1995 | Skripsi | S1 KEDOKTERANLatar belakang penelitian: Perdarahan postpartum merupakan sebab terpenting kematian maternal akibat perdarahan. Kemungkinan terjadinya perdarahan postpartum ini dapat diwaspadai dengan mengetahui faktor-faktor risikonya. Tujuan penelitian: Untuk memberi gambaran mengenai distribusi kasus perdarahan postpartum di RSUP Dr.Sardjito tahun 1988-1994 berdasarkan etiologi dan faktor risiko tertentu, yaitu umur maternal, paritas, kadar Hb ibu, berat badan bayi lahir, tekanan diastolik ibu, dan lama kala III dalam persalinan. Metode penelitian: Penelitian ini adalah penelitian deskriptif, yang datanya diambil dari buku register di bagian Obstetri dan Ginekologi RSUP Dr. Sardjito. Penelitian dilakukan secara retrospektif. Subyek penelitian adalah semua ibu yang melahirkan di RSUP Dr. Sardjito dan mengalami perdarahan postpartum pada tahun 1988-1994. Hasil penelitian: Selama kurun waktu 1988-1994 terdapat 9834 ibu yang melahirkan di RSUP Dr. Sardjito dan hanya 43 di antaranya mengalami perdarahan postpartum.
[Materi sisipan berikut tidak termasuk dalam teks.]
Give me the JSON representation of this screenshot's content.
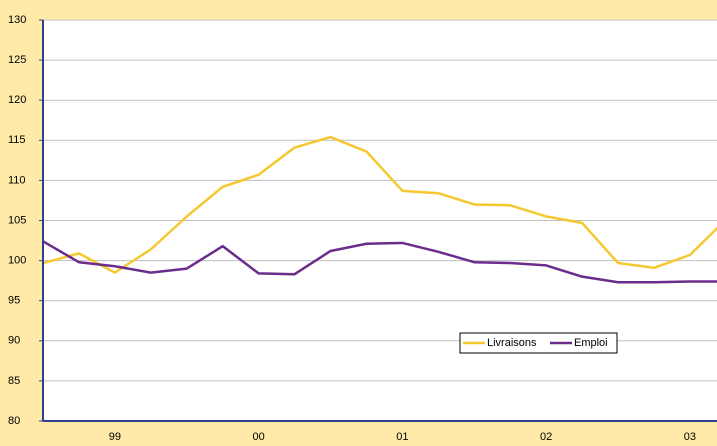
{
  "chart_data": {
    "type": "line",
    "categories": [
      null,
      null,
      "99",
      null,
      null,
      null,
      "00",
      null,
      null,
      null,
      "01",
      null,
      null,
      null,
      "02",
      null,
      null,
      null,
      "03",
      null
    ],
    "series": [
      {
        "name": "Livraisons",
        "color": "#f5c830",
        "values": [
          99.7,
          100.9,
          98.5,
          101.4,
          105.5,
          109.2,
          110.7,
          114.1,
          115.4,
          113.6,
          108.7,
          108.4,
          107.0,
          106.9,
          105.5,
          104.7,
          99.7,
          99.1,
          100.7,
          105.1
        ]
      },
      {
        "name": "Emploi",
        "color": "#6b2c8c",
        "values": [
          102.4,
          99.8,
          99.3,
          98.5,
          99.0,
          101.8,
          98.4,
          98.3,
          101.2,
          102.1,
          102.2,
          101.1,
          99.8,
          99.7,
          99.4,
          98.0,
          97.3,
          97.3,
          97.4,
          97.4
        ]
      }
    ],
    "ylim": [
      80,
      130
    ],
    "yticks": [
      80,
      85,
      90,
      95,
      100,
      105,
      110,
      115,
      120,
      125,
      130
    ],
    "grid": true
  }
}
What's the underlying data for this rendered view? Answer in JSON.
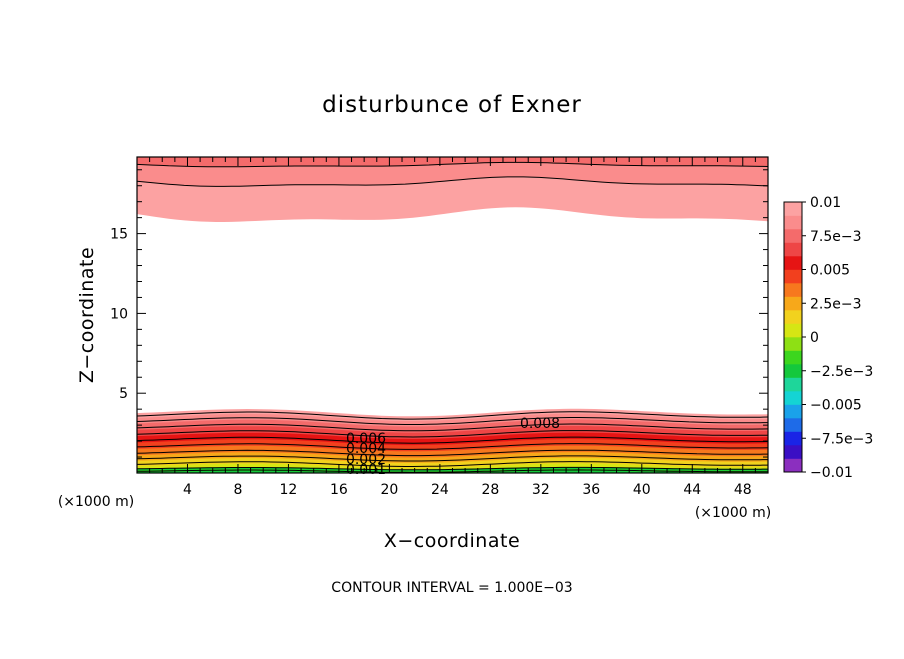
{
  "chart_data": {
    "type": "contour",
    "title": "disturbunce of Exner",
    "xlabel": "X−coordinate",
    "ylabel": "Z−coordinate",
    "x_unit": "(×1000 m)",
    "z_unit": "(×1000 m)",
    "xlim": [
      0,
      50
    ],
    "ylim": [
      0,
      19.8
    ],
    "x_ticks": [
      "4",
      "8",
      "12",
      "16",
      "20",
      "24",
      "28",
      "32",
      "36",
      "40",
      "44",
      "48"
    ],
    "y_ticks": [
      "5",
      "10",
      "15"
    ],
    "footer": "CONTOUR INTERVAL = 1.000E−03",
    "colorbar": {
      "range": [
        -0.01,
        0.01
      ],
      "tick_labels": [
        "0.01",
        "7.5e−3",
        "0.005",
        "2.5e−3",
        "0",
        "−2.5e−3",
        "−0.005",
        "−7.5e−3",
        "−0.01"
      ],
      "colors": [
        "#8b2fbf",
        "#3a0fc4",
        "#1a24e6",
        "#1e6be8",
        "#1aa2ea",
        "#14d4d4",
        "#1ed69a",
        "#14c83c",
        "#3cd61e",
        "#8ee014",
        "#d6e614",
        "#f2d21e",
        "#f7a81a",
        "#f7781e",
        "#f2401e",
        "#e61414",
        "#ee4646",
        "#f46b6b",
        "#fa8c8c",
        "#fca2a2"
      ]
    },
    "contour_labels": [
      "0.008",
      "0.006",
      "0.004",
      "0.002",
      "0.001"
    ],
    "lower_band": {
      "top_levels": [
        0.01,
        0.009,
        0.008,
        0.007,
        0.006,
        0.005,
        0.004,
        0.003,
        0.002,
        0.001
      ],
      "z_top": [
        3.8,
        3.5,
        3.15,
        2.75,
        2.35,
        1.95,
        1.55,
        1.15,
        0.8,
        0.45
      ],
      "wave_amplitude": 0.25,
      "base_color": "#3cd61e"
    },
    "upper_band": {
      "levels": [
        0.01,
        0.009,
        0.008
      ],
      "z_bottom": [
        16.1,
        18.2,
        19.3
      ],
      "wave_amplitude": 0.55
    }
  }
}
Angka kejadian kasus perdarahan postpartum pada penelitian ini 0,44%. Selarna tahun 1988-1994 tersebut tidak ditemui adanya kematian maternal akibat perdarahan postpartum ini. Di RSUP Dr. Sardjito perdarahan postpartum ini lebih banyak terjadi pada kelompok umur maternal 20-35 tahun (38 orang), kelompok rnultipara (26 orang), kelompok ibu dengan kadar Hb > 10 gram% (32 orang), kelompok ibu dengan berat badan bayi lahir 2500-4000 gram (33 orang), kelompok ibu dengan tekanan diastolik sampai dengan 90 mmHg (37 orang), dan kelompok ibu dengan lama kala III sampai dengan 15 menit (32 orang). Sedangkan etiologi terbanyak perdarahan postpartum adalah atonia uteri (27,9%). Kesimpulan: Etiologi terbanyak perdarahan postpartum di RSUP Dr. Sardjito adalah atonia uteri. Kemudian berturut-turut retensio plasentae (>15-30 menit), kelainan faktor pembekuan, retensio sisa plasentae, dan laserasi jalan lahir.